How do you create the number one trending hashtag in the world?
The answer is a little complex: it requires the help of thousands of users who are micro-blogging/talking about the same subject on social media at the same time. It sounds immensely difficult to achieve, but scaled up or down, there are things that you can do to control and shape it.
On September 21, 2014, the world woke up to thousands of marches across the planet under one unifying message: leaders need to take immediate, decisive action on climate change. In New York City, a line of over 310,000 people stretched nearly three miles long. That was one of almost 2,700 events in 156 countries. Despite this unprecedented outpouring, the top trending tweets were about American football, celebrities, and cat videos.
That morning, I lamented this on Twitter a few hours before our own local event was to kick off:
However, I wasn't alone in this thought and many others started tweeting about the People's Climate March, using a string of different hashtags to express it. As the movement went on, and as the media joined in and began tweeting, it started narrowing down to two main hashtags: #peoplesclimatemarch and #peoplesclimate, with one began trending page on Twitter:
Within hours of that, it became trending worldwide. Here's a global view of the hotspots for #peoplesclimate
With #peoplesclimatemarch, it was primarily utilized in the U.S and Europe:
So what kind of lessons can you take from this (besides learning how important the climate crisis is around the world)?
1. It is Important to Promote a Single, Unified Tag
Whether you a hosting a march, a conference, a fundraising gala, or any other event, you need to use a hashtag that is promoted well. People want to be included in the conversation -- that's why hashtags are used to begin with. Coming up with a primary hashtag and promoting it early and often is the key. It should be on all of your printed materials, on your online invites, included in your press release and media advisories, and in highly visible areas. If you are working with a single hashtag (as opposed to a few), it will help reduce fragmented social media posts.
2. Conversations Should Be Corralled and Curated
One of the keys to trending a hashtag is gathering all of "rogue" posts and getting them to use the main topic hashtag. If you are planning to live tweet or host social media conversations about an event, you should be searching multiple conversations/posts about it (Tweetdeck is great for this), then directing users to the main hashtag and/or re-sharing good content. For example, if you have a guest speaker, search for their name on social media -- people might be posting quotes or commentary without using the hashtag. As posts come up, simply retweet and add the hashtag and guide users back to the main conversation. A good practice is also to credit the speaker by tagging their social media handles.
Designate one or more staff to be actively looking and engaging with users throughout an event.
3. Find and Designate Thought Leaders
The success of a trending hashtag does not only depend on the quantity of users, but also the quality of them as well. In other words, users who have high influence on social media (think Klout scores) and a large audience. These users also tend to be very social media savvy as well. If you identify these key users and ask them to participate in advance, you can be assured of a broad reach because their followers are likely to engage with the content. A dozen influential users actively posting simultaneously can easily lead to a trending topic in a medium-sized region.

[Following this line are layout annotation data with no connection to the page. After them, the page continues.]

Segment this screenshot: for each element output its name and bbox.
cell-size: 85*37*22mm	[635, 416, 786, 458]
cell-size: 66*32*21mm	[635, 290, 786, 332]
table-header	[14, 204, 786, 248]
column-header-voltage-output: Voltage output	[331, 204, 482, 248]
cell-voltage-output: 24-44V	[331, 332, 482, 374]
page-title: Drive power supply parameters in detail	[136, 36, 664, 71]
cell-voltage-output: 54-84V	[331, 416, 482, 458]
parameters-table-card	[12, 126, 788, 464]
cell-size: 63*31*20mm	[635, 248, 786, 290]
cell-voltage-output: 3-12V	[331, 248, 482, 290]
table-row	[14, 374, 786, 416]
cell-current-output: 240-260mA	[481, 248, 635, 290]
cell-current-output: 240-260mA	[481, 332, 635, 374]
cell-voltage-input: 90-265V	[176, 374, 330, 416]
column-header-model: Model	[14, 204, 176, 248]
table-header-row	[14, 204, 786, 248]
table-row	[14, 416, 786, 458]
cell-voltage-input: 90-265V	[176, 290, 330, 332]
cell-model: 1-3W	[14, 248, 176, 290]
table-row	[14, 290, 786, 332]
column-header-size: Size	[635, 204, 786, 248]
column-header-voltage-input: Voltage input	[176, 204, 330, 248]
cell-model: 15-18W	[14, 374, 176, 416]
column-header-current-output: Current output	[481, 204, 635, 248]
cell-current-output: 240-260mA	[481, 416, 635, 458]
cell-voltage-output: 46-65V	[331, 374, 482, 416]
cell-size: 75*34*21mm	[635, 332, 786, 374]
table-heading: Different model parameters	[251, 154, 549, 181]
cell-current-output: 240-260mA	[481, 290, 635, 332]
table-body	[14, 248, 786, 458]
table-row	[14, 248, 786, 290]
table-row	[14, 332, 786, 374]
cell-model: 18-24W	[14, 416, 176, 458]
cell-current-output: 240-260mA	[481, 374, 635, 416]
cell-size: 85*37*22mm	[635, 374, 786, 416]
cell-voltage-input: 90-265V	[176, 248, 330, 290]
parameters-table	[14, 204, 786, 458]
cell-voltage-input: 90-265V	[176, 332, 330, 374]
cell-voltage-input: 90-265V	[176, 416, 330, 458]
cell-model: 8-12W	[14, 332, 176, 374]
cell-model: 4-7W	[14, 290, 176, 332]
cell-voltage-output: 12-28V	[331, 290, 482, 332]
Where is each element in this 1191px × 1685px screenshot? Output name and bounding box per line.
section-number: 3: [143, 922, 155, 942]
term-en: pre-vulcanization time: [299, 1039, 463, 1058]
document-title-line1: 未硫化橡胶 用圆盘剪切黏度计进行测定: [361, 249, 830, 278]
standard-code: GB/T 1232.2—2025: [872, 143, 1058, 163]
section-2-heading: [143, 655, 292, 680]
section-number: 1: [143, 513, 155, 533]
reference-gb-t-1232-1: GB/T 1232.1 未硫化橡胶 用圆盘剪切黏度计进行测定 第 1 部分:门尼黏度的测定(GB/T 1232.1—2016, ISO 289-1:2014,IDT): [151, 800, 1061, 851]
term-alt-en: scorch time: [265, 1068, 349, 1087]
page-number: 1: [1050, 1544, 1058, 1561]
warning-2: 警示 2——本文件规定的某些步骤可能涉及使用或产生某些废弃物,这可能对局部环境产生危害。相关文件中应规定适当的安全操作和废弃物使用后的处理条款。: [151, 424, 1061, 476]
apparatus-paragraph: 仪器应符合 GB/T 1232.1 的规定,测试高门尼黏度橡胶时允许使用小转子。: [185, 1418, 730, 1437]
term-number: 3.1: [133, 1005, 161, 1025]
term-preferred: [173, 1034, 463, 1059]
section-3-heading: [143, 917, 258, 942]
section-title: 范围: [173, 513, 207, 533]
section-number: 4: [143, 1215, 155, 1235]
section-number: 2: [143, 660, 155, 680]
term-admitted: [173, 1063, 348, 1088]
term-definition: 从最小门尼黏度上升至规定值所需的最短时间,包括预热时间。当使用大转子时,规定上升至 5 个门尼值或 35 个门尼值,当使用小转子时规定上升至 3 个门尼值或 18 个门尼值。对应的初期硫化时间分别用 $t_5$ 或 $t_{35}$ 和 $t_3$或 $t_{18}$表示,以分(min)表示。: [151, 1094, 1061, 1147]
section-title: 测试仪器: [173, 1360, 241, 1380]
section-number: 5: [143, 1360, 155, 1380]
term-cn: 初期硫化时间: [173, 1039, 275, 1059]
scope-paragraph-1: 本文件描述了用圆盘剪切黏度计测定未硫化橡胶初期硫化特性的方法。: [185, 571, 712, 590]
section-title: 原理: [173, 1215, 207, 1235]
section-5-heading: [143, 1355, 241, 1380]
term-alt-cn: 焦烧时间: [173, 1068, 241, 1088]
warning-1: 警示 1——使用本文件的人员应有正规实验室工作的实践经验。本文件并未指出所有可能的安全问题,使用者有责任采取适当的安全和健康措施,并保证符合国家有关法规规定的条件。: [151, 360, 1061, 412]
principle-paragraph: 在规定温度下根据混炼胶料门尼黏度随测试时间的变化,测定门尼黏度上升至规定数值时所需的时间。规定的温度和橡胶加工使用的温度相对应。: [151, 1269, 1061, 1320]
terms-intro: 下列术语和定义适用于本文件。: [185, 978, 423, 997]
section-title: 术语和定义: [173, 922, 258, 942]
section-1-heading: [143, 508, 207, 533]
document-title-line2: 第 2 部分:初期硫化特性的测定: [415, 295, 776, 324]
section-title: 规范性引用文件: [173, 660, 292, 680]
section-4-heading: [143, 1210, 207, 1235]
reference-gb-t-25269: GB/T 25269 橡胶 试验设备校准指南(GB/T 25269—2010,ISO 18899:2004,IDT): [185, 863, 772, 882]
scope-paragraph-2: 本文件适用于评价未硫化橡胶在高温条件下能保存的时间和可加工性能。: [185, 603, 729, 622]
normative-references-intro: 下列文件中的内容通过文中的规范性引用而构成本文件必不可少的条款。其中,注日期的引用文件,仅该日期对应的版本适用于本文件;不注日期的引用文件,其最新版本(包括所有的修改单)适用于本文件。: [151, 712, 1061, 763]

4. Priming the Pump: Pre-schedule Content
While it sounds counter to the idea of live tweeting, pre-scheduling certain content and keep the hashtag active. If you're running an event, there's a good chance that you'll be running around handling logistics as well -- or at the very least, so busy curating social content that it becomes difficult to actively and continually post new content. You can "prime the pump" by pre-scheduling quality content such as videos, quotes, or links to articles that fit with the event's themes and topics. If you have a speaker, you can link to their books/website. You can also pre-schedule logistics/scheduling information as well. For example, when I'm speaking at a conference, I'll pre-schedule a "countdown" - i.e, "Join me in main events in one hour for my presentation on XYZ #HashtagHere" (then 30 minutes, then 15 minutes, and so on).
5. Encourage Diverse Views
Few things are as boring on social media as a one-sided conversation. World-topping hashtags are usually the result of stimulating conversations that incorporate diverse perspectives. While it can be tempting to shut down anyone who is off-message, a good way to keep things moving forward is to ask questions and respectfully acknowledge and respond to users. If a heated debate erupts, you can usually cool things down by focusing on similar values or disarming them with some humor. If anything, at least it brings more attention to your event!
Live social media posting and bring increased attention to your event/cause. It can alert journalists and media to the importance of your effort, often resulting in press coverage. It also quickly reaches other users who are not in attendance.
After your event, you can use tools like Storify to collect posts from across the Internet into one concentrated blog. Storify also can automatically alert social media users who you quote or use content from -- those users will most likely share your article as well, thus continuing to bring energy and enthusiasm to your event.
Remember, like any other communications effort, live-tweeting involves both strategy and tactics. You should have broad goals and purpose, as well as specific actions to execute the plan. Doing so can exponentially raise the awareness and increase the life of your in-person efforts.